At the Michael E. DeBakey Medical Center in Houston, Texas, leaders are working to improve care for Veterans and employee well-being by expanding use of new medical technology.

In conjunction with a virtual reality (VR) fair the medical center held in December 2023, leaders opened a mini-grant program for clinical staff to apply to study virtual reality and how it can improve care for Veterans and employees.

In March 2024, 10 winners were announced, one of which included Mackenzie Shanahan, PhD, a postdoctoral fellow who specializes in the treatment of patients with chronic health conditions.

Working alongside her supervisor, Dr. Gina Evans, Shanahan’s project plans to enhance treatment of Veterans with irritable bowel syndrome by incorporating VR as a tool in the delivery of evidence-based, gut-brain psychotherapies.

“What we are finding is that Veterans really love using VR,” said Shanahan. “And by using VR, patients will be able to become more immersed in the practice of mindfulness and relaxation which can help increase their use of this practice, reduce pain and anxiety, improve quality of life, and increase satisfaction with health care services,” said Shanahan.

Shanahan, a graduate of Indiana University—Purdue University Indianapolis, selected the subject because irritable bowel syndrome impacts nearly 30% of Veterans and psychotherapy and therapy skills can improve these patients’ GI symptoms and pain.

“Very few psychologists specialize in the care of patients with GI conditions,” said Shanahan. “Our proposal hopes to address this gap in care so that patients with IBS might have more access to gut-brain focused psychological treatment and can more easily use skills like mindfulness and relaxation to improve their symptoms.”

Houston VAMC’s Associate Chief of Staff for Education, Dr.
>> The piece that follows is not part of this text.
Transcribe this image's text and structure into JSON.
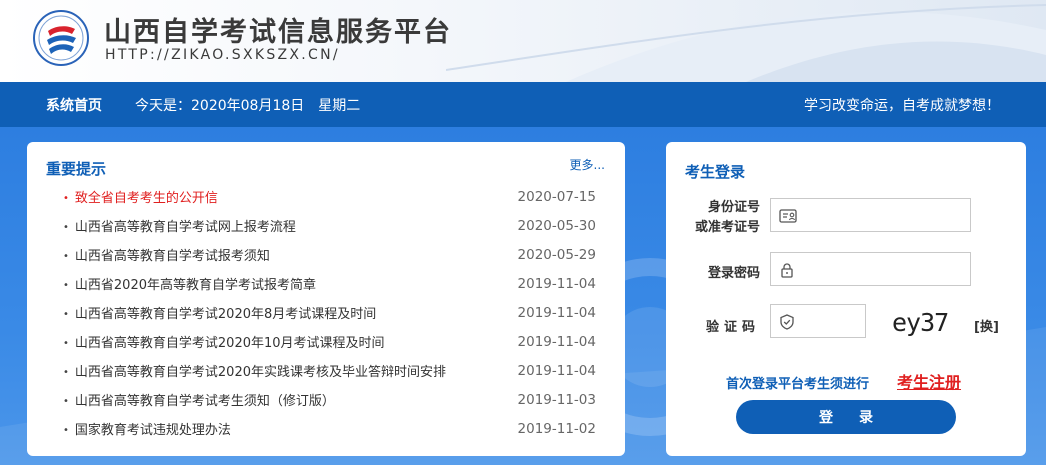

Angela Catic, says the mini-grant program will address staff well-being as well as many issues facing Veterans today.

“We are very excited by the impact this grant program is going to have on health care for Veterans,” said Catic. “We have a variety of projects in a lot of different clinical areas and are looking forward to our Veterans being able to engage with virtual reality and see the impact this has on pain levels, on headaches, and on their ability to engage in mindfulness and stress reduction.”

Catic says that it is not unusual for trainees to be involved in most of the educational, research, and quality improvement efforts throughout the facility and that Shanahan is a great fit for this grant program.

“Dr. Shanahan is a remarkable trainee,” said Catic. “It really speaks to her dedication to Veterans, her close work with her mentors, and really, her vision to use VR in the patient population that she cares for.”

For Shanahan, who has trained with VA for almost six years, working with Veterans is a gratifying experience. “I find working with Veterans to be both professionally and personally rewarding,” said Shanahan. “As the wife of a currently serving Army captain, I have a vested interest in the health of our Veterans. I am happy to be able to give back to Veterans through my research and delivery of clinical services.”

Catic says the results of the mini-grant program will continue to enhance treatment of Veterans at Houston’s VAMC as they look to build upon the program.

“We look forward to monitoring the outcomes of this grant program over the coming year and then look forward to expanding these projects in the future,” said Catic.

The mission of training future health professionals for VA and the nation, established more than 78 years ago, is one of VA’s four statutory missions and is overseen by the Office of Academic Affiliations. More than 120,000 health professions trainees in over 60 clinical disciplines train at VA each year as they care for Veterans.